All of mine were set to 100, which is what they have been at FOREVER, so although the CF10 documentation says "300" is now the default, I think I simply copied over "100" from my old installations every time we upgraded CF, without even thinking obviously.
Meanwhile, our use of cfqueryparam has gone up over the years, and I never knew use of cfqueryparam had anything to do with Max Pooled Statements. Now for some reason that still doesn't make a lot of sense to me (although Anit tried explaining to me on the phone), when your pool runs out, all threads become BLOCKED. They do not wait or queue up like you might expect; they just stop, and this apparently can and does lock up the whole damn CF server, which will then start giving you happy joy 503 errors. Even better is that none of this information get logged in any sensible way to help trace back the problem such as "you have x number of cfqueryparam statements, which exceeds your pool size" or something to that effect.
So last night after I upped my pools from 100 to 300 I did not have any problem with my server for a whole 12 hours (gasp!). Happy me, right? Wrong. It all came crashing down in the middle of the work day today with a different super joy error:
[Macromedia][Oracle JDBC Driver][Oracle]ORA-01000: maximum open cursors exceeded.
I knew intrinsically this had something to do with the changes I made to the Max Pooled Statements, so now the issue became our Oracle database itself, which I do not manage. So I asked our DBA and he said "open cursors" was set to exactly 300 on his end, so no wonder we ran out of cursors when I upped it on my end. And I upped it for several of our datasources, not just the "big" one, because I had upped it before but ONLY for the one I thought was the problem, not the others we maintain, and I still had the damn problem so I ruled out the whole Max Pooled Statements thing at one point and moved on. Turns out it was a different DSN that needed to be increased, or a combination of them all...I'm still not 100% sure.
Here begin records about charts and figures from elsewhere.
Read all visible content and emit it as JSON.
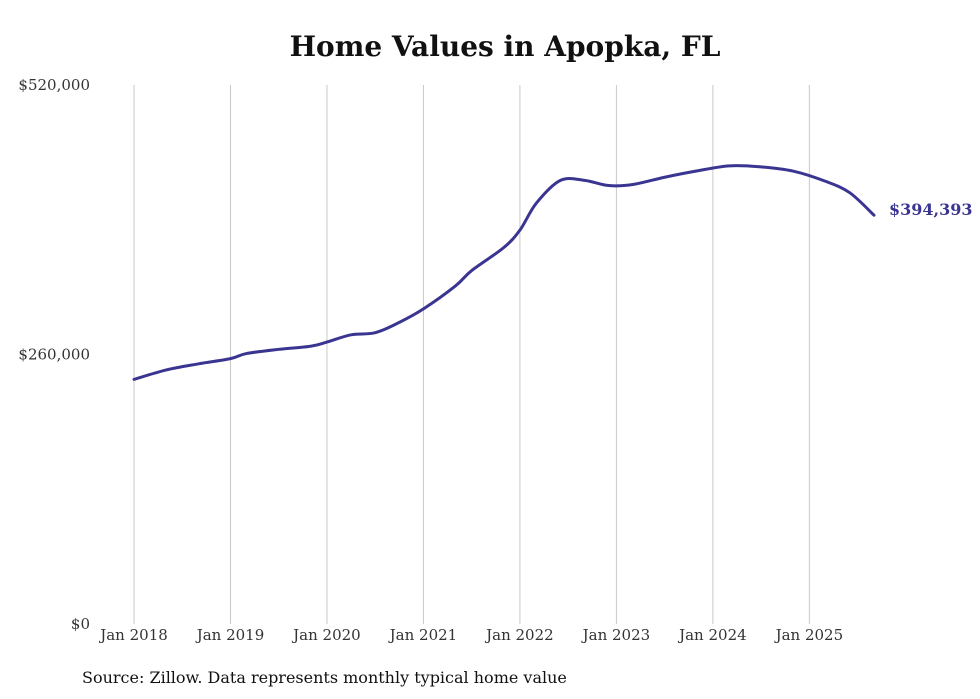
{
  "chart_data": {
    "type": "line",
    "title": "Home Values in Apopka, FL",
    "xlabel": "",
    "ylabel": "",
    "ylim": [
      0,
      520000
    ],
    "yticks": [
      {
        "value": 0,
        "label": "$0"
      },
      {
        "value": 260000,
        "label": "$260,000"
      },
      {
        "value": 520000,
        "label": "$520,000"
      }
    ],
    "xticks": [
      {
        "x": 2018,
        "label": "Jan 2018"
      },
      {
        "x": 2019,
        "label": "Jan 2019"
      },
      {
        "x": 2020,
        "label": "Jan 2020"
      },
      {
        "x": 2021,
        "label": "Jan 2021"
      },
      {
        "x": 2022,
        "label": "Jan 2022"
      },
      {
        "x": 2023,
        "label": "Jan 2023"
      },
      {
        "x": 2024,
        "label": "Jan 2024"
      },
      {
        "x": 2025,
        "label": "Jan 2025"
      }
    ],
    "xlim": [
      2018,
      2025.67
    ],
    "grid": "vertical",
    "series": [
      {
        "name": "Typical home value",
        "color": "#3b3592",
        "points": [
          [
            2018.0,
            236000
          ],
          [
            2018.33,
            245000
          ],
          [
            2018.67,
            251000
          ],
          [
            2019.0,
            256000
          ],
          [
            2019.17,
            261000
          ],
          [
            2019.5,
            265000
          ],
          [
            2019.83,
            268000
          ],
          [
            2020.0,
            272000
          ],
          [
            2020.25,
            279000
          ],
          [
            2020.5,
            281000
          ],
          [
            2020.75,
            291000
          ],
          [
            2021.0,
            304000
          ],
          [
            2021.33,
            326000
          ],
          [
            2021.5,
            341000
          ],
          [
            2021.83,
            363000
          ],
          [
            2022.0,
            380000
          ],
          [
            2022.17,
            406000
          ],
          [
            2022.42,
            428000
          ],
          [
            2022.67,
            428000
          ],
          [
            2022.92,
            423000
          ],
          [
            2023.17,
            424000
          ],
          [
            2023.5,
            431000
          ],
          [
            2023.83,
            437000
          ],
          [
            2024.17,
            442000
          ],
          [
            2024.5,
            441000
          ],
          [
            2024.83,
            437000
          ],
          [
            2025.17,
            427000
          ],
          [
            2025.42,
            416000
          ],
          [
            2025.67,
            394393
          ]
        ],
        "end_label": "$394,393"
      }
    ]
  },
  "footer": {
    "source": "Source: Zillow. Data represents monthly typical home value"
  }
}
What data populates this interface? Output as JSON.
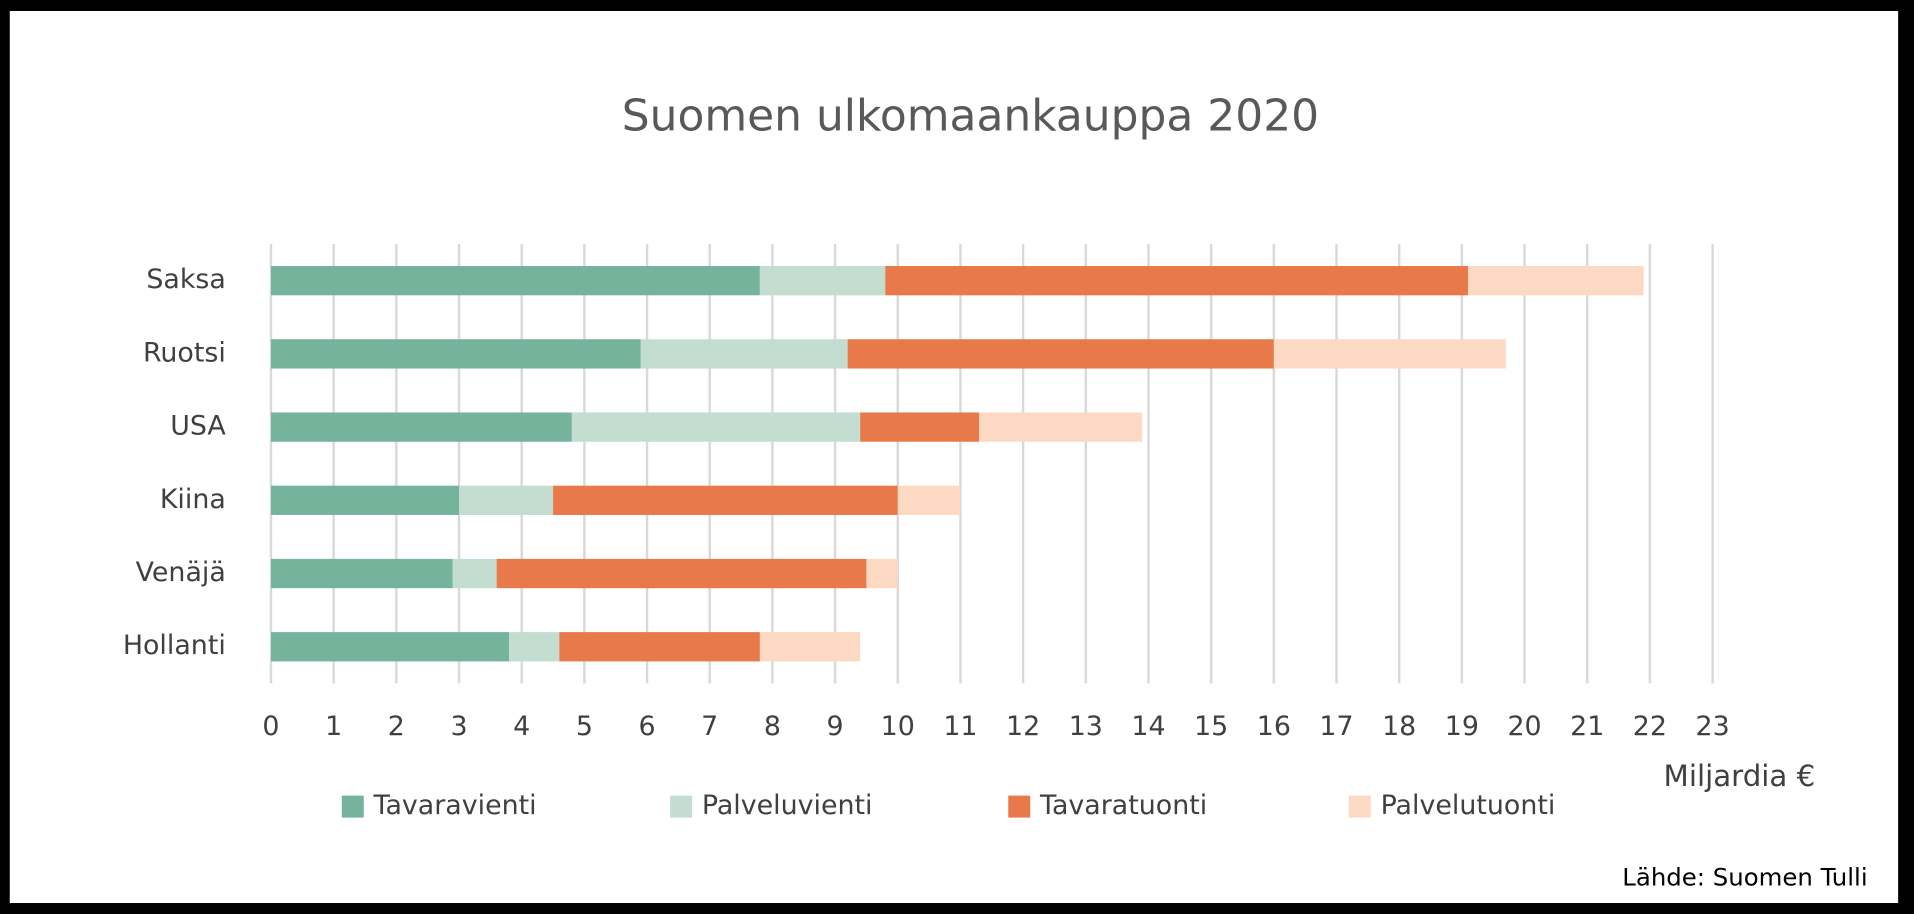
{
  "chart_data": {
    "type": "bar",
    "orientation": "horizontal",
    "stacked": true,
    "title": "Suomen ulkomaankauppa 2020",
    "x_label": "Miljardia €",
    "source": "Lähde: Suomen Tulli",
    "categories": [
      "Saksa",
      "Ruotsi",
      "USA",
      "Kiina",
      "Venäjä",
      "Hollanti"
    ],
    "series": [
      {
        "name": "Tavaravienti",
        "color": "#76b39d",
        "values": [
          7.8,
          5.9,
          4.8,
          3.0,
          2.9,
          3.8
        ]
      },
      {
        "name": "Palveluvienti",
        "color": "#c3ddd0",
        "values": [
          2.0,
          3.3,
          4.6,
          1.5,
          0.7,
          0.8
        ]
      },
      {
        "name": "Tavaratuonti",
        "color": "#e8794b",
        "values": [
          9.3,
          6.8,
          1.9,
          5.5,
          5.9,
          3.2
        ]
      },
      {
        "name": "Palvelutuonti",
        "color": "#fcd9c3",
        "values": [
          2.8,
          3.7,
          2.6,
          1.0,
          0.5,
          1.6
        ]
      }
    ],
    "xlim": [
      0,
      23
    ],
    "xticks": [
      0,
      1,
      2,
      3,
      4,
      5,
      6,
      7,
      8,
      9,
      10,
      11,
      12,
      13,
      14,
      15,
      16,
      17,
      18,
      19,
      20,
      21,
      22,
      23
    ],
    "grid": true,
    "legend": "bottom"
  }
}
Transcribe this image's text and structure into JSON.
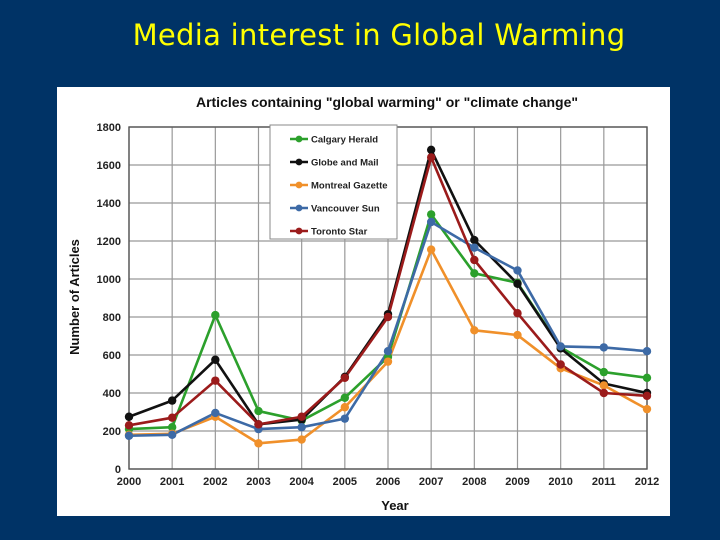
{
  "slide": {
    "title": "Media interest in Global Warming"
  },
  "chart_data": {
    "type": "line",
    "title": "Articles containing \"global warming\" or \"climate change\"",
    "xlabel": "Year",
    "ylabel": "Number of Articles",
    "x": [
      "2000",
      "2001",
      "2002",
      "2003",
      "2004",
      "2005",
      "2006",
      "2007",
      "2008",
      "2009",
      "2010",
      "2011",
      "2012"
    ],
    "ylim": [
      0,
      1800
    ],
    "yticks": [
      0,
      200,
      400,
      600,
      800,
      1000,
      1200,
      1400,
      1600,
      1800
    ],
    "grid": true,
    "legend_position": "top-center",
    "series": [
      {
        "name": "Calgary Herald",
        "color": "#2ca02c",
        "values": [
          210,
          220,
          810,
          305,
          255,
          375,
          590,
          1340,
          1030,
          980,
          640,
          510,
          480
        ]
      },
      {
        "name": "Globe and Mail",
        "color": "#111111",
        "values": [
          275,
          360,
          575,
          235,
          260,
          485,
          815,
          1680,
          1205,
          975,
          635,
          450,
          400
        ]
      },
      {
        "name": "Montreal Gazette",
        "color": "#f0902a",
        "values": [
          180,
          185,
          275,
          135,
          155,
          325,
          565,
          1155,
          730,
          705,
          530,
          440,
          315
        ]
      },
      {
        "name": "Vancouver Sun",
        "color": "#3d6aa6",
        "values": [
          175,
          180,
          295,
          210,
          220,
          265,
          620,
          1300,
          1165,
          1045,
          645,
          640,
          620
        ]
      },
      {
        "name": "Toronto Star",
        "color": "#9b1b1b",
        "values": [
          230,
          270,
          465,
          235,
          275,
          480,
          800,
          1640,
          1100,
          820,
          550,
          400,
          385
        ]
      }
    ]
  }
}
So now Oracle has been tuned to allow 2000 open cursors, and I have increased all my datasources to have a much larger Max Pool Size because I actually counted how many cfqueryparams we were using and, yeah, there are a lot. To make things more confusing, they are not on the main production site, they are on the intranet, which gets very little load (except at night when our Google Appliance scans the crap out of it) so go figure. Most of the 503 / server lock-up events were at night, but once in a while it was during the day. Fun times troublshooting that.
Moral of the story if you are having similar issues: count up your useage of unique cfquery tags that use the cfqueryparam (and/or cfstoredproc) and make sure your Max Pooled Statements are at least equal to that number, THEN make sure your database is configured to allow at least that many open cursors for however many datasources you have configued. If you have 3 datasources, each with 300 max pooled statements, then your DB should allow at least 900 cursors to be safe. I am speaking for Oracle, I'm not sure how the other DBs handle it although I can't image they are that different.
Here are some great articles that go on to explain: http://jehiah.cz/a/maximum-open-cursors-exceeded and http://headsplodeblog.blogspot.com/2010/06/coldfusion-and-ora-01000-to o-many-open.html
I will only be convinced that I've finally found the probelm once I have days, if not weeks, of flawless uptime, so we will see, and I will report back if errors go away for good. If they don't, I will feel like an idiot posting all this information! I am grateful for Adobe's help and everyone else on these forums who have been listening to and trying to help me solve this problems, which I think may have been the root of my other problems and here.